While it sounds like a line from a science fiction movie, it’s an issue I face daily. As a teacher in a 21st-century classroom, I’m often faced with the question of how useful a skill is now and how useful it will be in the near future. Debates rage in social media over whether we should be teaching cursive, but there are other issues: analog (clock face) vs. digital time; multiplication tables vs. calculators; keyboarding vs. voice (or just thumbs). . .
The list of no-longer-taught items continues to grow: dictionary guide words, the library card catalog, using encyclopedias. But at the same time, the list of necessary new skills also grows: validating online research, uploading an assignment, creating presentations on PowerPoint/Prezi/Keynote, using the Help feature on a new app or program.
When someone says students should know how to write in cursive or read a wristwatch in case their electronics break down, I point out that few of us can saddle a horse, make bread from scratch, or milk a cow. When our cars break down, we find a ride; when we run out of bread or milk, we buy or borrow some. We never go back to “the old ways.” Humans have an amazing ability to adapt and to cope.
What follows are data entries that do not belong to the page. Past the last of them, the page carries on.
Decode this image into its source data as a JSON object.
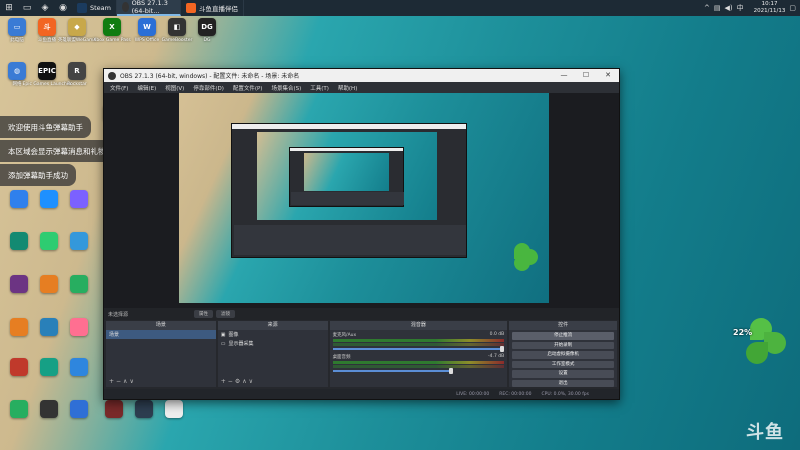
{
  "taskbar": {
    "tasks": [
      {
        "label": "Steam",
        "color": "#1b3b5e"
      },
      {
        "label": "OBS 27.1.3 (64-bit...",
        "color": "#333333"
      },
      {
        "label": "斗鱼直播伴侣",
        "color": "#f26522"
      }
    ],
    "clock_time": "10:17",
    "clock_date": "2021/11/13"
  },
  "desktop_icons": [
    {
      "label": "此电脑",
      "color": "#3a7bd5",
      "glyph": "▭"
    },
    {
      "label": "斗鱼直播",
      "color": "#f26522",
      "glyph": "斗"
    },
    {
      "label": "英雄联盟WeGame",
      "color": "#c8a84a",
      "glyph": "◆"
    },
    {
      "label": "Xbox Game Pass",
      "color": "#107c10",
      "glyph": "X"
    },
    {
      "label": "WPS Office",
      "color": "#2b6fd6",
      "glyph": "W"
    },
    {
      "label": "GameBooster",
      "color": "#333",
      "glyph": "◧"
    },
    {
      "label": "DG",
      "color": "#222",
      "glyph": "DG"
    },
    {
      "label": "网络",
      "color": "#3a7bd5",
      "glyph": "◍"
    },
    {
      "label": "Epic Games Launcher",
      "color": "#111",
      "glyph": "EPIC"
    },
    {
      "label": "Rockstar",
      "color": "#444",
      "glyph": "R"
    },
    {
      "label": "Steam",
      "color": "#1b3b5e",
      "glyph": "S"
    }
  ],
  "toasts": [
    "欢迎使用斗鱼弹幕助手",
    "本区域会显示弹幕消息和礼物消息",
    "添加弹幕助手成功"
  ],
  "obs": {
    "title": "OBS 27.1.3 (64-bit, windows) - 配置文件: 未命名 - 场景: 未命名",
    "menu": [
      "文件(F)",
      "编辑(E)",
      "视图(V)",
      "停靠部件(D)",
      "配置文件(P)",
      "场景集合(S)",
      "工具(T)",
      "帮助(H)"
    ],
    "scene_label": "未选择源",
    "prop_button": "属性",
    "filter_button": "滤镜",
    "docks": {
      "scenes": {
        "title": "场景",
        "items": [
          "场景"
        ]
      },
      "sources": {
        "title": "来源",
        "items": [
          "图像",
          "显示器采集"
        ]
      },
      "mixer": {
        "title": "混音器",
        "channels": [
          {
            "name": "麦克风/Aux",
            "db": "0.0 dB"
          },
          {
            "name": "桌面音频",
            "db": "-4.7 dB"
          }
        ]
      },
      "controls": {
        "title": "控件",
        "buttons": [
          "停止推流",
          "开始录制",
          "启动虚拟摄像机",
          "工作室模式",
          "设置",
          "退出"
        ]
      }
    },
    "status": {
      "live": "LIVE: 00:00:00",
      "rec": "REC: 00:00:00",
      "cpu": "CPU: 0.0%, 30.00 fps"
    }
  },
  "overlay": {
    "percent": "22%",
    "watermark": "斗鱼"
  }
}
There will always be an overlap of new skills with old; for example, sometimes I use Google to look up an answer and other times I ask SIRI. Sometimes I look at an online map before I go and other times I just trust my phone’s GPS. See how quickly new skills become old?
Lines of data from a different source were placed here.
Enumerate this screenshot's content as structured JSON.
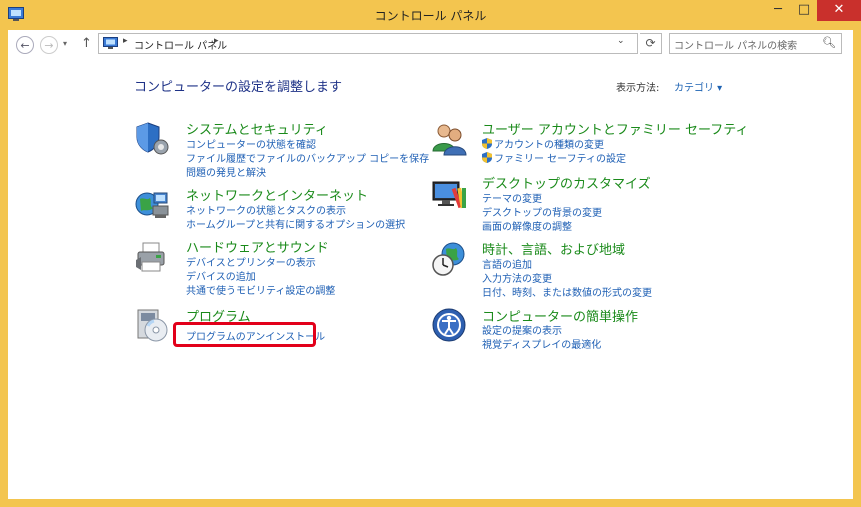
{
  "window": {
    "title": "コントロール パネル",
    "minimize": "─",
    "maximize": "□",
    "close": "✕"
  },
  "nav": {
    "back": "←",
    "forward": "→",
    "recent": "▾",
    "up": "↑",
    "breadcrumb": "コントロール パネル",
    "separator": "▸",
    "dropdown": "⌄",
    "refresh": "⟳"
  },
  "search": {
    "placeholder": "コントロール パネルの検索",
    "icon": "search-icon"
  },
  "header": {
    "title": "コンピューターの設定を調整します",
    "view_label": "表示方法:",
    "view_value": "カテゴリ ▾"
  },
  "categories": {
    "system": {
      "title": "システムとセキュリティ",
      "links": [
        "コンピューターの状態を確認",
        "ファイル履歴でファイルのバックアップ コピーを保存",
        "問題の発見と解決"
      ]
    },
    "network": {
      "title": "ネットワークとインターネット",
      "links": [
        "ネットワークの状態とタスクの表示",
        "ホームグループと共有に関するオプションの選択"
      ]
    },
    "hardware": {
      "title": "ハードウェアとサウンド",
      "links": [
        "デバイスとプリンターの表示",
        "デバイスの追加",
        "共通で使うモビリティ設定の調整"
      ]
    },
    "programs": {
      "title": "プログラム",
      "links": [
        "プログラムのアンインストール"
      ]
    },
    "user": {
      "title": "ユーザー アカウントとファミリー セーフティ",
      "links": [
        "アカウントの種類の変更",
        "ファミリー セーフティの設定"
      ]
    },
    "desktop": {
      "title": "デスクトップのカスタマイズ",
      "links": [
        "テーマの変更",
        "デスクトップの背景の変更",
        "画面の解像度の調整"
      ]
    },
    "clock": {
      "title": "時計、言語、および地域",
      "links": [
        "言語の追加",
        "入力方法の変更",
        "日付、時刻、または数値の形式の変更"
      ]
    },
    "ease": {
      "title": "コンピューターの簡単操作",
      "links": [
        "設定の提案の表示",
        "視覚ディスプレイの最適化"
      ]
    }
  },
  "colors": {
    "accent": "#f3c54f",
    "title_green": "#1a8a1a",
    "link_blue": "#1e5fb4",
    "highlight": "#e2001a",
    "close": "#c9302c"
  }
}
Yes, some day there may be an electromagnetic pulse that will stop all electricity and radio waves, like in sci-fi movies. If that day comes, we will need to learn to live off the land, or use Morse code, or draw water from a well. The “old skills” will become the new ones that everyone needs to know. And we will adapt.
In the meantime, I’m going to sharpen some pencils and teach my kids how to score a strike. For old time’s sake.